The implementing legislation is especially relevant for newly built residential projects and any real estate leased out exempt from VAT.

The Dutch RETT system

The Dutch RETT levy on the acquisition of Dutch real estate applies at a general rate of 10.4%. A lowered rate of 2% applies (only) to the acquisition of a residence by its prospective resident homeowner. Furthermore, RETT legislation allows for multiple exemptions and facilities to cater for situations such as intragroup reorganisations, (de)mergers, and the acquisition of newly built real estate, all subject to conditions.

The Dutch RETT system closely interacts with Dutch VAT legislation (the latter being based on the European VAT system), whereby in most cases a transaction involving Dutch real estate is taxed with RETT or VAT – only rarely are both types of taxes due. On occasion, neither is due.

Real estate companies

The acquisition of shares may also be subject to RETT if the entity qualifies as a real estate company. Before, the RETT exemption for newly built real estate applied (more or less) similarly to acquisitions of property in an asset deal as it did in a share deal. As of January 1 2025, this will change.

The current situation

A typical situation where neither VAT nor RETT was due involves the sale and transfer of shares in a real estate company owning newly built real estate. If the real estate in question involves residential real estate (leased out long term to residents), a comparable sale and transfer of the asset would have been taxed with (non-deductible) VAT at a 21% rate. This discrepancy in the tax burden at a real estate project level was deemed unwanted and is targeted by the newly implemented legislation.

Planned changes

In principle, the acquisition of shares in a real estate company holding newly developed real estate will be subject to a newly introduced 4% RETT rate. This rate is said to best approximate a tax burden on the underlying real estate project as if it had been transferred in an asset deal. The RETT exemption for newly built properties will, however, continue to apply if 90% or more of the underlying real estate’s use is such that the owner is allowed to deduct VAT for at least two years. Note that this requires investors to perform extra bookkeeping for tax purposes.

A transitional law applies – subject to conditions, and only upon request – to projects that have been duly notified to the Dutch tax authorities prior to April 2 2024.

Before year's end

For planned share deals, it could be wise to see whether the legal transfer of the shares can be brought forward to take place this year to avoid the need for extra bookkeeping and/or additional taxation.

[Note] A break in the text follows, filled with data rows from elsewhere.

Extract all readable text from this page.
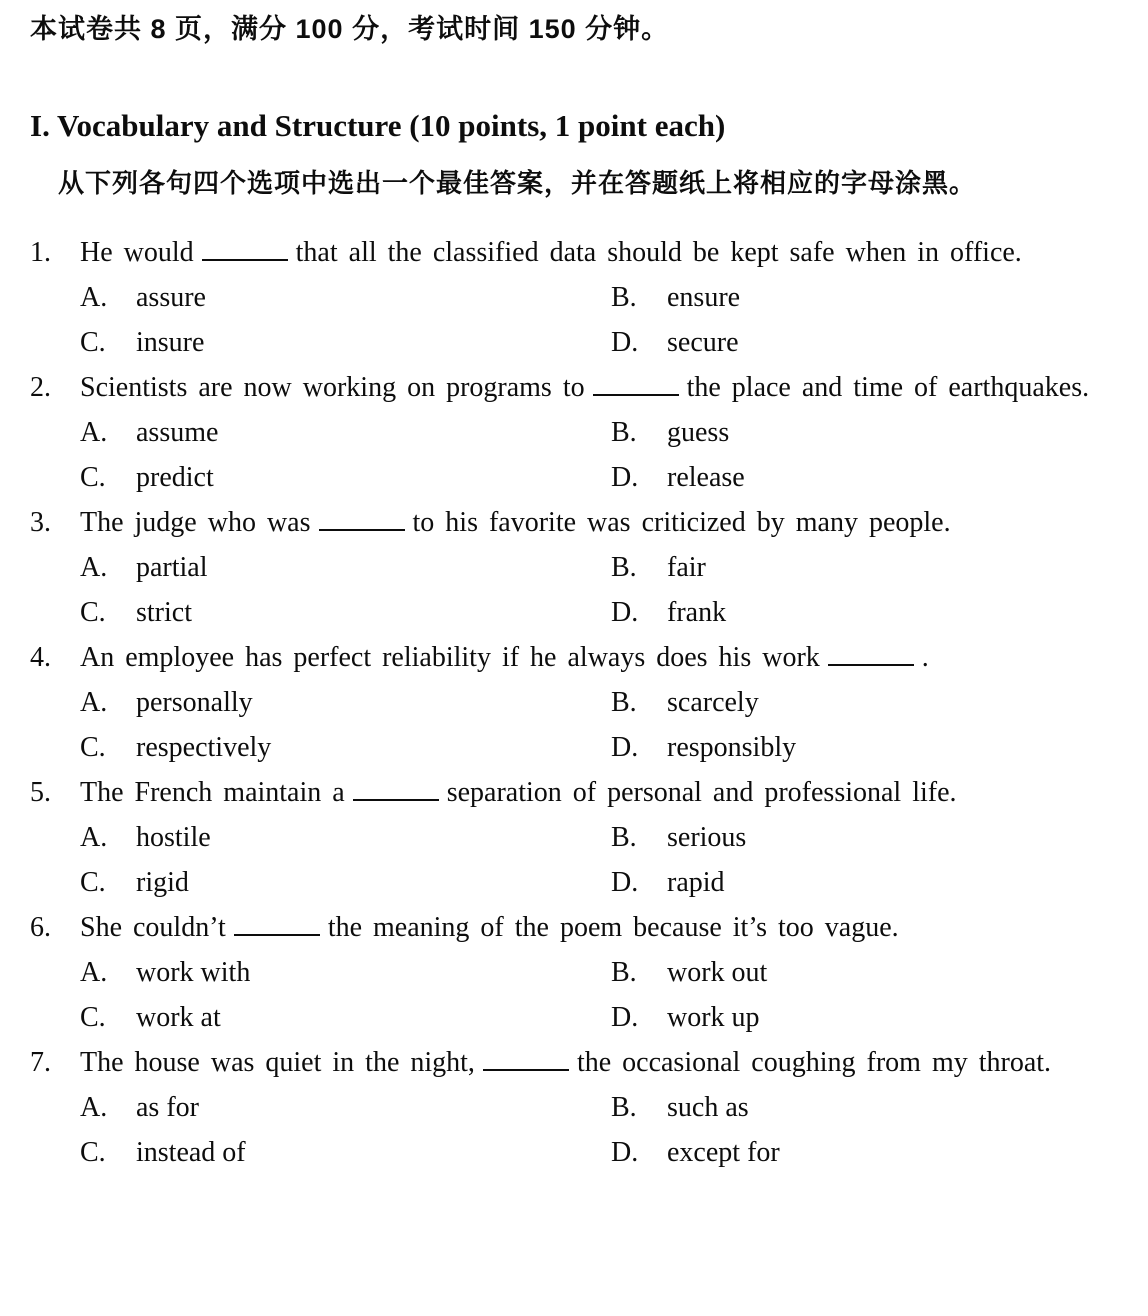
本试卷共 8 页，满分 100 分，考试时间 150 分钟。
I. Vocabulary and Structure (10 points, 1 point each)
从下列各句四个选项中选出一个最佳答案，并在答题纸上将相应的字母涂黑。
1.	He would	that all the classified data should be kept safe when in office.

A.	assure	B.	ensure
C.	insure	D.	secure
2.	Scientists are now working on programs to	the place and time of earthquakes.

A.	assume	B.	guess
C.	predict	D.	release
3.	The judge who was	to his favorite was criticized by many people.

A.	partial	B.	fair
C.	strict	D.	frank
4.	An employee has perfect reliability if he always does his work	.

A.	personally	B.	scarcely
C.	respectively	D.	responsibly
5.	The French maintain a	separation of personal and professional life.

A.	hostile	B.	serious
C.	rigid	D.	rapid
6.	She couldn’t	the meaning of the poem because it’s too vague.

A.	work with	B.	work out
C.	work at	D.	work up
7.	The house was quiet in the night,	the occasional coughing from my throat.

A.	as for	B.	such as
C.	instead of	D.	except for
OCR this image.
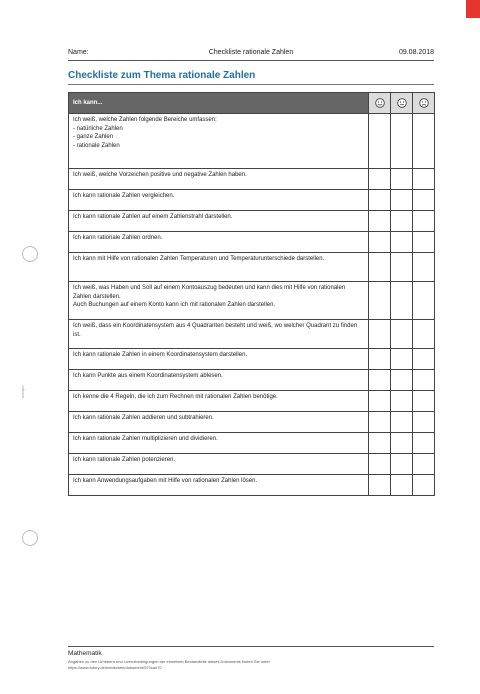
anonym
Name:	Checkliste rationale Zahlen	09.08.2018
Checkliste zum Thema rationale Zahlen
Ich kann...	

Ich weiß, welche Zahlen folgende Bereiche umfassen:
- natürliche Zahlen
- ganze Zahlen
- rationale Zahlen			
Ich weiß, welche Vorzeichen positive und negative Zahlen haben.			
Ich kann rationale Zahlen vergleichen.			
Ich kann rationale Zahlen auf einem Zahlenstrahl darstellen.			
Ich kann rationale Zahlen ordnen.			
Ich kann mit Hilfe von rationalen Zahlen Temperaturen und Temperaturunterschiede darstellen.			
Ich weiß, was Haben und Soll auf einem Kontoauszug bedeuten und kann dies mit Hilfe von rationalen Zahlen darstellen.
Auch Buchungen auf einem Konto kann ich mit rationalen Zahlen darstellen.			
Ich weiß, dass ein Koordinatensystem aus 4 Quadranten besteht und weiß, wo welcher Quadrant zu finden ist.			
Ich kann rationale Zahlen in einem Koordinatensystem darstellen.			
Ich kann Punkte aus einem Koordinatensystem ablesen.			
Ich kenne die 4 Regeln, die ich zum Rechnen mit rationalen Zahlen benötige.			
Ich kann rationale Zahlen addieren und subtrahieren.			
Ich kann rationale Zahlen multiplizieren und dividieren.			
Ich kann rationale Zahlen potenzieren.			
Ich kann Anwendungsaufgaben mit Hilfe von rationalen Zahlen lösen.			
Mathematik
Angaben zu den Urhebern und Lizenzbedingungen der einzelnen Bestandteile dieses Dokuments finden Sie unter
https://www.tutory.de/entdecken/dokument/570cac70
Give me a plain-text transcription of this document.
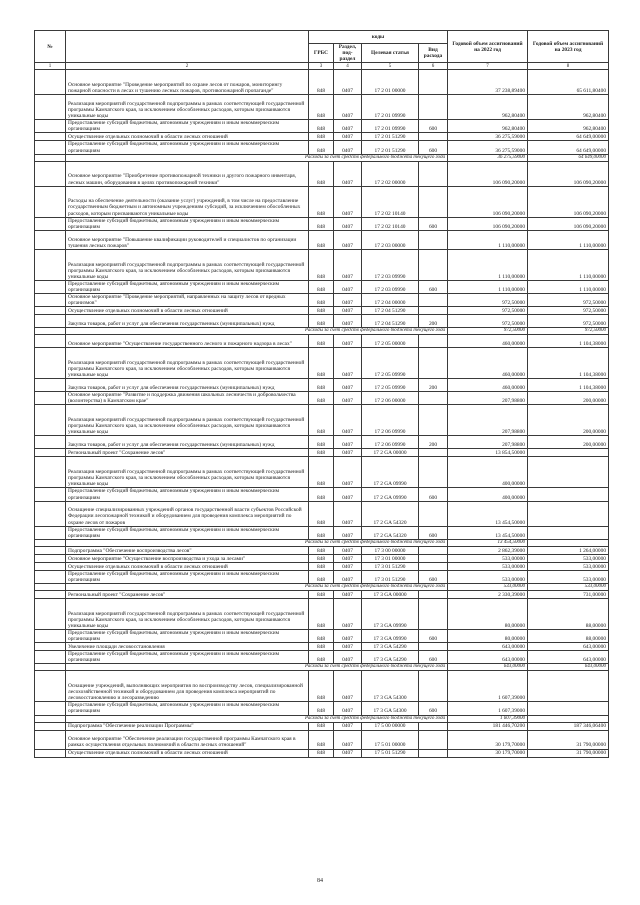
№		коды				Годовой объем ассигнований на 2022 год	Годовой объем ассигнований на 2023 год
		ГРБС	Раздел, под-раздел	Целевая статья	Вид расхода		
1	2	3	4	5	6	7	8
	Основное мероприятие "Проведение мероприятий по охране лесов от пожаров, мониторингу пожарной опасности в лесах и тушению лесных пожаров, противопожарной пропаганде"	848	0407	17 2 01 00000		37 238,89400	65 611,80400
	Реализация мероприятий государственной подпрограммы в рамках соответствующей государственной программы Камчатского края, за исключением обособленных расходов, которым присваиваются уникальные коды	848	0407	17 2 01 09990		962,80400	962,80400
	Предоставление субсидий бюджетным, автономным учреждениям и иным некоммерческим организациям	848	0407	17 2 01 09990	600	962,80400	962,80400
	Осуществление отдельных полномочий в области лесных отношений	848	0407	17 2 01 51290		36 275,59000	64 649,00000
	Предоставление субсидий бюджетным, автономным учреждениям и иным некоммерческим организациям	848	0407	17 2 01 51290	600	36 275,59000	64 649,00000
	Расходы за счет средств федерального бюджета текущего года					36 275,59000	64 649,00000
	Основное мероприятие "Приобретение противопожарной техники и другого пожарного инвентаря, лесных машин, оборудования в целях противопожарной техники"	848	0407	17 2 02 00000		106 090,20000	106 090,20000
	Расходы на обеспечение деятельности (оказание услуг) учреждений, в том числе на предоставление государственным бюджетным и автономным учреждениям субсидий, за исключением обособленных расходов, которым присваиваются уникальные коды	848	0407	17 2 02 10140		106 090,20000	106 090,20000
	Предоставление субсидий бюджетным, автономным учреждениям и иным некоммерческим организациям	848	0407	17 2 02 10140	600	106 090,20000	106 090,20000
	Основное мероприятие "Повышение квалификации руководителей и специалистов по организации тушения лесных пожаров"	848	0407	17 2 03 00000		1 110,00000	1 110,00000
	Реализация мероприятий государственной подпрограммы в рамках соответствующей государственной программы Камчатского края, за исключением обособленных расходов, которым присваиваются уникальные коды	848	0407	17 2 03 09990		1 110,00000	1 110,00000
	Предоставление субсидий бюджетным, автономным учреждениям и иным некоммерческим организациям	848	0407	17 2 03 09990	600	1 110,00000	1 110,00000
	Основное мероприятие "Проведение мероприятий, направленных на защиту лесов от вредных организмов"	848	0407	17 2 04 00000		972,50000	972,50000
	Осуществление отдельных полномочий в области лесных отношений	848	0407	17 2 04 51290		972,50000	972,50000
	Закупка товаров, работ и услуг для обеспечения государственных (муниципальных) нужд	848	0407	17 2 04 51290	200	972,50000	972,50000
	Расходы за счет средств федерального бюджета текущего года					972,50000	972,50000
	Основное мероприятие "Осуществление государственного лесного и пожарного надзора в лесах"	848	0407	17 2 05 00000		460,00000	1 104,38000
	Реализация мероприятий государственной подпрограммы в рамках соответствующей государственной программы Камчатского края, за исключением обособленных расходов, которым присваиваются уникальные коды	848	0407	17 2 05 09990		460,00000	1 104,38000
	Закупка товаров, работ и услуг для обеспечения государственных (муниципальных) нужд	848	0407	17 2 05 09990	200	460,00000	1 104,38000
	Основное мероприятие "Развитие и поддержка движения школьных лесничеств и добровольчества (волонтерства) в Камчатском крае"	848	0407	17 2 06 00000		207,98800	200,00000
	Реализация мероприятий государственной подпрограммы в рамках соответствующей государственной программы Камчатского края, за исключением обособленных расходов, которым присваиваются уникальные коды	848	0407	17 2 06 09990		207,98800	200,00000
	Закупка товаров, работ и услуг для обеспечения государственных (муниципальных) нужд	848	0407	17 2 06 09990	200	207,98800	200,00000
	Региональный проект "Сохранение лесов"	848	0407	17 2 GA 00000		13 854,50000	
	Реализация мероприятий государственной подпрограммы в рамках соответствующей государственной программы Камчатского края, за исключением обособленных расходов, которым присваиваются уникальные коды	848	0407	17 2 GA 09990		400,00000	
	Предоставление субсидий бюджетным, автономным учреждениям и иным некоммерческим организациям	848	0407	17 2 GA 09990	600	400,00000	
	Оснащение специализированных учреждений органов государственной власти субъектов Российской Федерации лесопожарной техникой и оборудованием для проведения комплекса мероприятий по охране лесов от пожаров	848	0407	17 2 GA 54320		13 454,50000	
	Предоставление субсидий бюджетным, автономным учреждениям и иным некоммерческим организациям	848	0407	17 2 GA 54320	600	13 454,50000	
	Расходы за счет средств федерального бюджета текущего года					13 454,50000	
	Подпрограмма "Обеспечение воспроизводства лесов"	848	0407	17 3 00 00000		2 862,39000	1 264,00000
	Основное мероприятие "Осуществление воспроизводства и ухода за лесами"	848	0407	17 3 01 00000		533,00000	533,00000
	Осуществление отдельных полномочий в области лесных отношений	848	0407	17 3 01 51290		533,00000	533,00000
	Предоставление субсидий бюджетным, автономным учреждениям и иным некоммерческим организациям	848	0407	17 3 01 51290	600	533,00000	533,00000
	Расходы за счет средств федерального бюджета текущего года					533,00000	533,00000
	Региональный проект "Сохранение лесов"	848	0407	17 3 GA 00000		2 330,39000	731,00000
	Реализация мероприятий государственной подпрограммы в рамках соответствующей государственной программы Камчатского края, за исключением обособленных расходов, которым присваиваются уникальные коды	848	0407	17 3 GA 09990		80,00000	88,00000
	Предоставление субсидий бюджетным, автономным учреждениям и иным некоммерческим организациям	848	0407	17 3 GA 09990	600	80,00000	88,00000
	Увеличение площади лесовосстановления	848	0407	17 3 GA 54290		643,00000	643,00000
	Предоставление субсидий бюджетным, автономным учреждениям и иным некоммерческим организациям	848	0407	17 3 GA 54290	600	643,00000	643,00000
	Расходы за счет средств федерального бюджета текущего года					643,00000	643,00000
	Оснащение учреждений, выполняющих мероприятия по воспроизводству лесов, специализированной лесохозяйственной техникой и оборудованием для проведения комплекса мероприятий по лесовосстановлению и лесоразведению	848	0407	17 3 GA 54300		1 607,39000	
	Предоставление субсидий бюджетным, автономным учреждениям и иным некоммерческим организациям	848	0407	17 3 GA 54300	600	1 607,39000	
	Расходы за счет средств федерального бюджета текущего года					1 607,39000	
	Подпрограмма "Обеспечение реализации Программы"	848	0407	17 5 00 00000		181 446,70200	187 346,06400
	Основное мероприятие "Обеспечение реализации государственной программы Камчатского края в рамках осуществления отдельных полномочий в области лесных отношений"	848	0407	17 5 01 00000		30 179,70000	31 790,00000
	Осуществление отдельных полномочий в области лесных отношений	848	0407	17 5 01 51290		30 179,70000	31 790,00000
84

In situations where the parties can reach an agreement on the commercial terms but the buyer cannot get the financing in place before the end of the year, the following may be of interest. Dutch civil law provides for a legal transfer to take place in, for example, 2024, with payment of the purchase price at a later date, in 2025 (Groninger Akte). For RETT purposes, the acquisition takes place at the (earlier) time of the legal transfer (in 2024), allowing the current RETT regime to be taken advantage of, even though, financially, the deal will be finalised in 2025.